Of primary concern above is the looping construct and the switch statement that instantiates each Task instance with the appropriate method target depending on the type of reading.  The other code is primarily concerned with passing the appropriate input to the target method and setting things up for the correlation.  The target methods for each type of reading take the measureInfo as input, containing information on the data to be retrieved, and return an instance of the DataResult class.  The methods for both the event log and performance counter operations are shown below.

    1: private DataResult GetLogEntries(object data)
    2: {
    3:     MeasureInfo measureInfo = data as MeasureInfo;
    4:     DataResult result = new DataResult()
    5:     {
    6:         MeasureName = measureInfo.Measure.DisplayName,
    7:         ServerName = GetServerName(measureInfo),
    8:         MeasureValue = -1
    9:     };
   10:     DateTime startTime = DateTime.Now;
   11:  
   12:     string dateTimeFilter = _queryTimeConstraint.ToString("yyyyMMddHHmmss.000000+000");
   13:     measureInfo.Measure.Data = string.Format(measureInfo.Measure.Data, dateTimeFilter);
   14:  
   15:     ManagementObjectSearcher mos = new ManagementObjectSearcher(String.Format(@"\\{0}\root\cimv2", measureInfo.Server.HostName), measureInfo.Measure.Data);
   16:  
   17:     result.MeasureValue = mos.Get().Count;
   18:  
   19:     return result;
   20: }
   21:  
   22:  
   23: private DataResult GetPerfCounterValue(object data)
   24: {
   25:     MeasureInfo measureInfo = data as MeasureInfo;
   26:     DataResult result = new DataResult()
   27:     {
   28:         MeasureName = measureInfo.Measure.DisplayName,
   29:         ServerName = GetServerName(measureInfo),
   30:         MeasureValue = -1
   31:     };
   32:  
   33:     string[] perfInfo = measureInfo.Measure.Data.Split(';');
   34:     PerformanceCounter perfCounter = new System.Diagnostics.PerformanceCounter();
   35:     perfCounter.CategoryName = perfInfo[0];
   36:     perfCounter.CounterName = perfInfo[1];
   37:     if (perfInfo.Length > 2)
   38:     {
   39:         perfCounter.InstanceName = perfInfo[2];
   40:     }
   41:     perfCounter.MachineName = measureInfo.Server.HostName;
   42:  
   43:     result.MeasureValue = perfCounter.NextValue();
   44:  
   45:     return result;
   46: }

The returned DataResult instance ends up in the task’s Result property.  Since I need to do some correlation once all the tasks have finished executing, I can simply do a Task.WaitAll on the array of tasks (NOTE: Accessing the Result property on the task instance will also block the calling thread until the task finishes).  Once they’ve finished I can then loop through the tasks and perform my correlation using the Result property as shown. 

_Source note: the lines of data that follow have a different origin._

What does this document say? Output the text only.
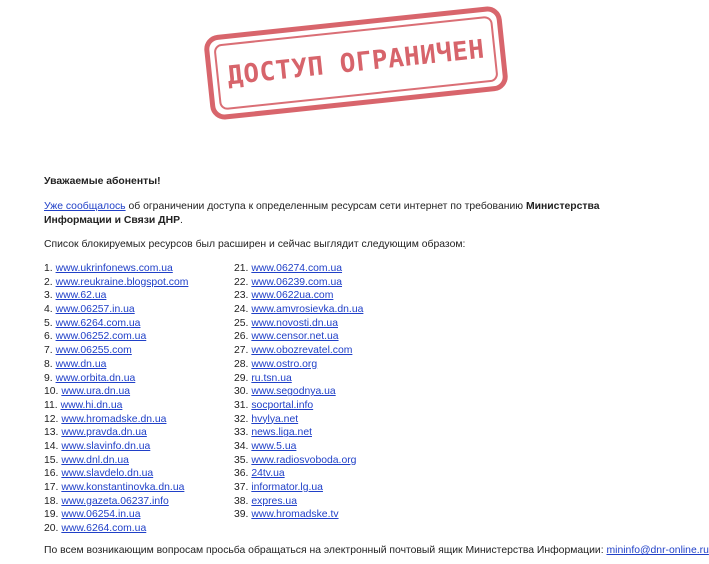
ДОСТУП ОГРАНИЧЕН

Уважаемые абоненты!

Уже сообщалось об ограничении доступа к определенным ресурсам сети интернет по требованию Министерства Информации и Связи ДНР.

Список блокируемых ресурсов был расширен и сейчас выглядит следующим образом:

1. www.ukrinfonews.com.ua
2. www.reukraine.blogspot.com
3. www.62.ua
4. www.06257.in.ua
5. www.6264.com.ua
6. www.06252.com.ua
7. www.06255.com
8. www.dn.ua
9. www.orbita.dn.ua
10. www.ura.dn.ua
11. www.hi.dn.ua
12. www.hromadske.dn.ua
13. www.pravda.dn.ua
14. www.slavinfo.dn.ua
15. www.dnl.dn.ua
16. www.slavdelo.dn.ua
17. www.konstantinovka.dn.ua
18. www.gazeta.06237.info
19. www.06254.in.ua
20. www.6264.com.ua
21. www.06274.com.ua
22. www.06239.com.ua
23. www.0622ua.com
24. www.amvrosievka.dn.ua
25. www.novosti.dn.ua
26. www.censor.net.ua
27. www.obozrevatel.com
28. www.ostro.org
29. ru.tsn.ua
30. www.segodnya.ua
31. socportal.info
32. hvylya.net
33. news.liga.net
34. www.5.ua
35. www.radiosvoboda.org
36. 24tv.ua
37. informator.lg.ua
38. expres.ua
39. www.hromadske.tv
По всем возникающим вопросам просьба обращаться на электронный почтовый ящик Министерства Информации: mininfo@dnr-online.ru
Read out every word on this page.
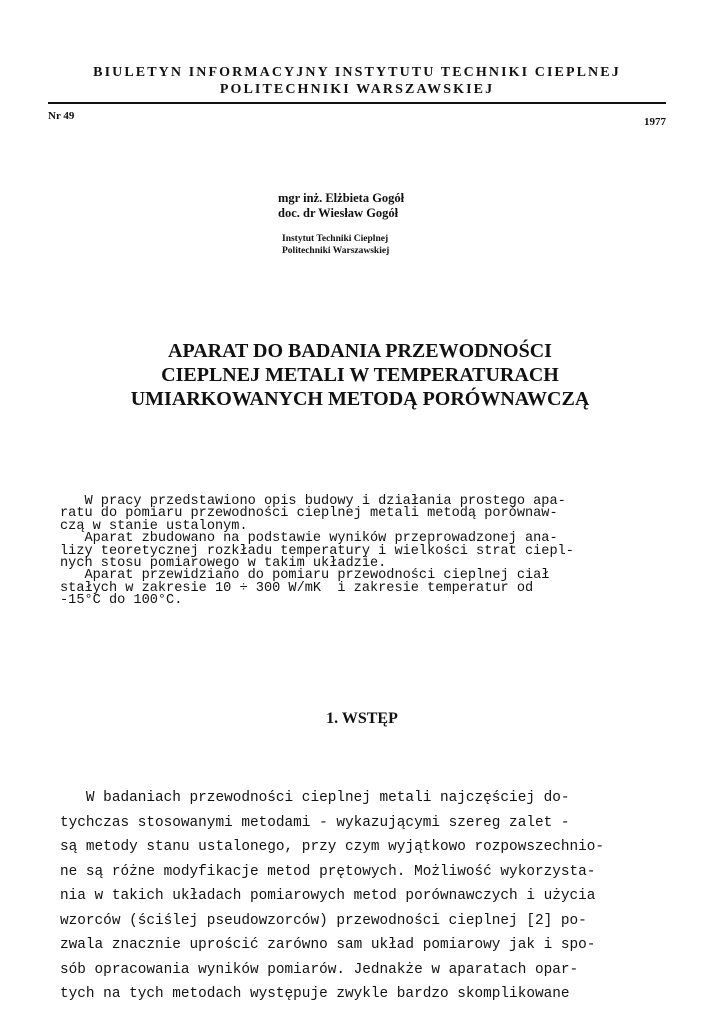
BIULETYN INFORMACYJNY INSTYTUTU TECHNIKI CIEPLNEJ
POLITECHNIKI WARSZAWSKIEJ
Nr 49	1977
mgr inż. Elżbieta Gogół
doc. dr Wiesław Gogół
Instytut Techniki Cieplnej
Politechniki Warszawskiej
APARAT DO BADANIA PRZEWODNOŚCI
CIEPLNEJ METALI W TEMPERATURACH
UMIARKOWANYCH METODĄ PORÓWNAWCZĄ
W pracy przedstawiono opis budowy i działania prostego apa-
ratu do pomiaru przewodności cieplnej metali metodą porównaw-
czą w stanie ustalonym.
Aparat zbudowano na podstawie wyników przeprowadzonej ana-
lizy teoretycznej rozkładu temperatury i wielkości strat ciepl-
nych stosu pomiarowego w takim układzie.
Aparat przewidziano do pomiaru przewodności cieplnej ciał
stałych w zakresie 10 ÷ 300 W/mK  i zakresie temperatur od
-15°C do 100°C.
1. WSTĘP
W badaniach przewodności cieplnej metali najczęściej do-
tychczas stosowanymi metodami - wykazującymi szereg zalet -
są metody stanu ustalonego, przy czym wyjątkowo rozpowszechnio-
ne są różne modyfikacje metod prętowych. Możliwość wykorzysta-
nia w takich układach pomiarowych metod porównawczych i użycia
wzorców (ściślej pseudowzorców) przewodności cieplnej [2] po-
zwala znacznie uprościć zarówno sam układ pomiarowy jak i spo-
sób opracowania wyników pomiarów. Jednakże w aparatach opar-
tych na tych metodach występuje zwykle bardzo skomplikowane
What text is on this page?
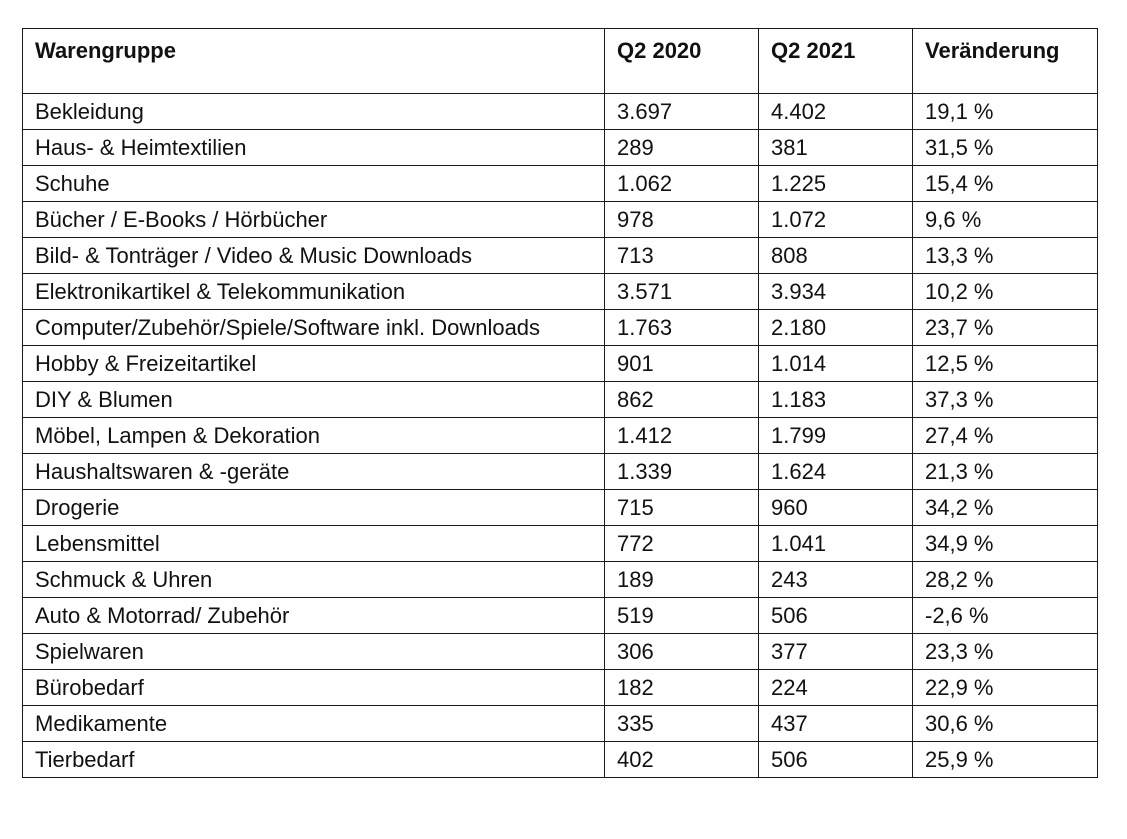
Warengruppe	Q2 2020	Q2 2021	Veränderung
Bekleidung	3.697	4.402	19,1 %
Haus- & Heimtextilien	289	381	31,5 %
Schuhe	1.062	1.225	15,4 %
Bücher / E-Books / Hörbücher	978	1.072	9,6 %
Bild- & Tonträger / Video & Music Downloads	713	808	13,3 %
Elektronikartikel & Telekommunikation	3.571	3.934	10,2 %
Computer/Zubehör/Spiele/Software inkl. Downloads	1.763	2.180	23,7 %
Hobby & Freizeitartikel	901	1.014	12,5 %
DIY & Blumen	862	1.183	37,3 %
Möbel, Lampen & Dekoration	1.412	1.799	27,4 %
Haushaltswaren & -geräte	1.339	1.624	21,3 %
Drogerie	715	960	34,2 %
Lebensmittel	772	1.041	34,9 %
Schmuck & Uhren	189	243	28,2 %
Auto & Motorrad/ Zubehör	519	506	-2,6 %
Spielwaren	306	377	23,3 %
Bürobedarf	182	224	22,9 %
Medikamente	335	437	30,6 %
Tierbedarf	402	506	25,9 %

    1: // Wait for all tasks to complete and then copy the result to the appropriate reading
    2: Task.WaitAll(tasks);
    3: foreach (Task<DataResult> task in tasks)
    4: {
    5:     DataReading result = data.Readings.Find(delegate(DataReading reading)
    6:     {
    7:         return reading.DisplayName == task.Result.MeasureName;
    8:     });
    9:  
   10:     if (result != null)
   11:     {
   12:         ServerValue serverValue = result.ServerValues[task.Result.ServerName];
   13:         serverValue.Value = task.Result.MeasureValue;
   14:     }
   15: }

That’s it.  Multi-threaded functionality added to my app with only a few lines of code and much greater programmatic control by using Tasks, especially the ability to return a complex data type as the result of the execution of each task.  This example just scratches the surface of the TPL and using it for Task Parallelism.  For additional topics please see Parallel Programming in the .NET Framework.